None of this is cause for alarm. Most of us intuitively know it’s the wellspring of Britain’s industriousness and creativity, an ongoing source of national renewal. Likewise, when Pride takes to the streets it will be under the rainbow flag, which has come to reflect both the diversity and the unity of the LGBTQ community (see Rosie Wilby, Celebrating 50 years of  Pride). As with all rainbows, it promises sunnier days ahead for them, in terms of dignity, equality and visibility, and celebrates the victories they’ve already won against discrimination. Meanwhile, some of those waving Union Jacks in honour of the Queen might have overlooked that it’s also a flag of different stripes and colours, a synthesis of older flags designed to represent the political union of diverse kingdoms and peoples.

Exactly what’s left of that United Kingdom has more recently been called into question, triggered in particular by Brexit, which was opposed by clear majorities in both Scotland and Northern Ireland, but supported in England and Wales. With different political parties in charge of each of the devolved assemblies and at Westminster, and with the issues surrounding the Northern Ireland Protocol, its very survival is now in question (see Sonia Sodha, Johnson jeopardises Good Friday Agreement ).

But for all that, these two Jubilees highlight the things that still unite us, rather than divide us.
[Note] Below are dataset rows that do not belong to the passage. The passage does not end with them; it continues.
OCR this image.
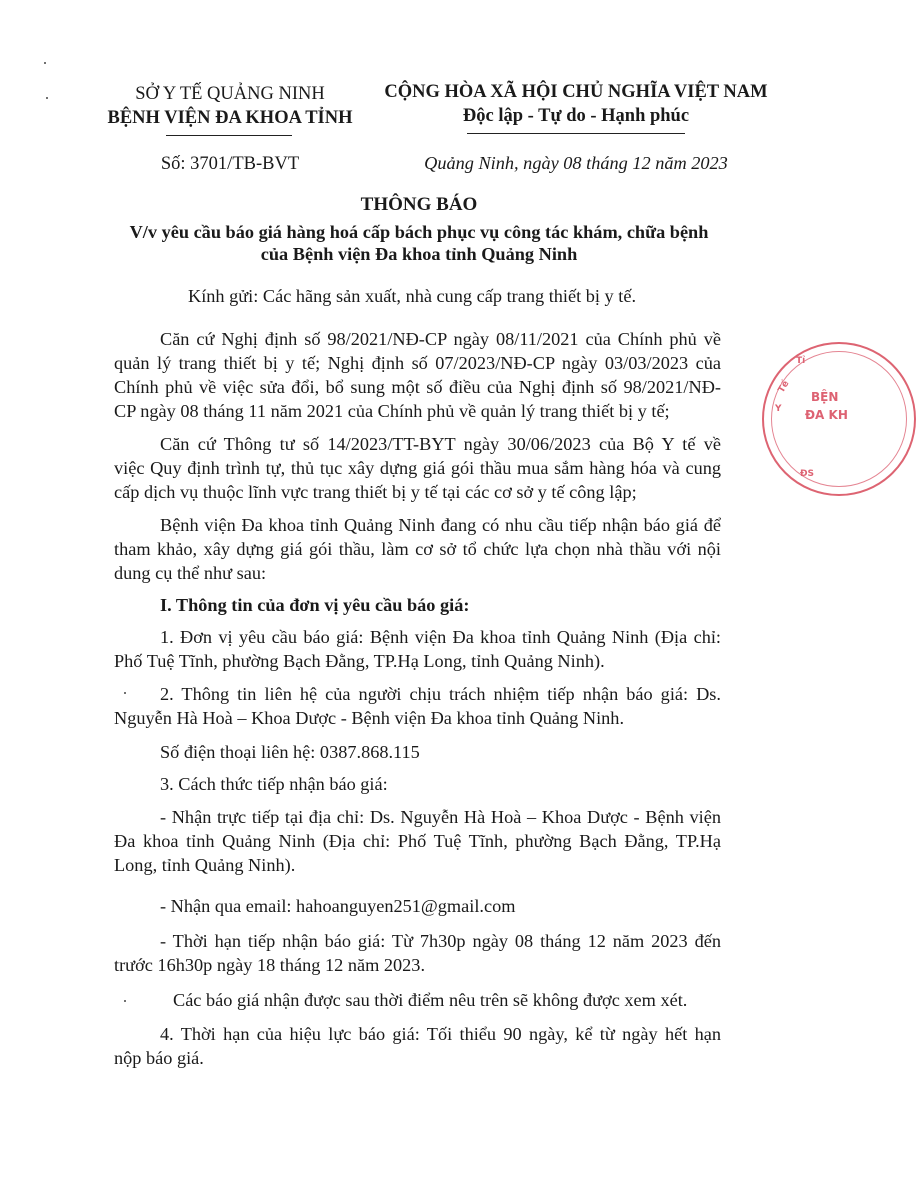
SỞ Y TẾ QUẢNG NINH
BỆNH VIỆN ĐA KHOA TỈNH
Số: 3701/TB-BVT
CỘNG HÒA XÃ HỘI CHỦ NGHĨA VIỆT NAM
Độc lập - Tự do - Hạnh phúc
Quảng Ninh, ngày 08 tháng 12 năm 2023
THÔNG BÁO
V/v yêu cầu báo giá hàng hoá cấp bách phục vụ công tác khám, chữa bệnh
của Bệnh viện Đa khoa tỉnh Quảng Ninh
Kính gửi: Các hãng sản xuất, nhà cung cấp trang thiết bị y tế.
Căn cứ Nghị định số 98/2021/NĐ-CP ngày 08/11/2021 của Chính phủ về
quản lý trang thiết bị y tế; Nghị định số 07/2023/NĐ-CP ngày 03/03/2023 của
Chính phủ về việc sửa đổi, bổ sung một số điều của Nghị định số 98/2021/NĐ-
CP ngày 08 tháng 11 năm 2021 của Chính phủ về quản lý trang thiết bị y tế;
Căn cứ Thông tư số 14/2023/TT-BYT ngày 30/06/2023 của Bộ Y tế về
việc Quy định trình tự, thủ tục xây dựng giá gói thầu mua sắm hàng hóa và cung
cấp dịch vụ thuộc lĩnh vực trang thiết bị y tế tại các cơ sở y tế công lập;
Bệnh viện Đa khoa tỉnh Quảng Ninh đang có nhu cầu tiếp nhận báo giá để
tham khảo, xây dựng giá gói thầu, làm cơ sở tổ chức lựa chọn nhà thầu với nội
dung cụ thể như sau:
I. Thông tin của đơn vị yêu cầu báo giá:
1. Đơn vị yêu cầu báo giá: Bệnh viện Đa khoa tỉnh Quảng Ninh (Địa chỉ:
Phố Tuệ Tĩnh, phường Bạch Đằng, TP.Hạ Long, tỉnh Quảng Ninh).
2. Thông tin liên hệ của người chịu trách nhiệm tiếp nhận báo giá: Ds.
Nguyễn Hà Hoà – Khoa Dược - Bệnh viện Đa khoa tỉnh Quảng Ninh.
Số điện thoại liên hệ: 0387.868.115
3. Cách thức tiếp nhận báo giá:
- Nhận trực tiếp tại địa chỉ: Ds. Nguyễn Hà Hoà – Khoa Dược - Bệnh viện
Đa khoa tỉnh Quảng Ninh (Địa chỉ: Phố Tuệ Tĩnh, phường Bạch Đằng, TP.Hạ
Long, tỉnh Quảng Ninh).
- Nhận qua email: hahoanguyen251@gmail.com
- Thời hạn tiếp nhận báo giá: Từ 7h30p ngày 08 tháng 12 năm 2023 đến
trước 16h30p ngày 18 tháng 12 năm 2023.
Các báo giá nhận được sau thời điểm nêu trên sẽ không được xem xét.
4. Thời hạn của hiệu lực báo giá: Tối thiểu 90 ngày, kể từ ngày hết hạn
nộp báo giá.
BỆN
ĐA KH
Tỉ
Y
Tế
ĐS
Joan Collins once declared that we British “don’t take ourselves as seriously as other countries do.” She was referring to the live-and-let-live attitude that characterises society throughout the four nations, which (the Troubles notwithstanding) has allowed those from different backgrounds, with different creeds, identities, ideologies and sexual proclivities, to live side-by-side – if not always with overt enthusiasm, then at least with sanguine indifference.

In more recent years, the image of the affable but tenacious British Bulldog has been hijacked by the far right and linked to all kinds of bigotry. But back in the nineteenth century and until the end of World War II it was a more universal symbol of shared national values. Sometimes we only recognise the importance of these when they’re being trodden on by those in power, as has been the case under the Johnson administration. For that, there’ll no doubt be a reckoning (see Simon Heffer, Déjà Blues).

But for now it’s all Dual Britannia as we celebrate a double jubilee, with street dances and street parties, with cocktails and cucumber sandwiches, with The Village People and village cricket. So maybe it’s also time to adopt an alternative canine pin-up to represent who we are as a nation in all our diverse glory and help us face our adversities with a sense of togetherness. A much more motley mascot perhaps, a genial but doggedly determined British Mongrel.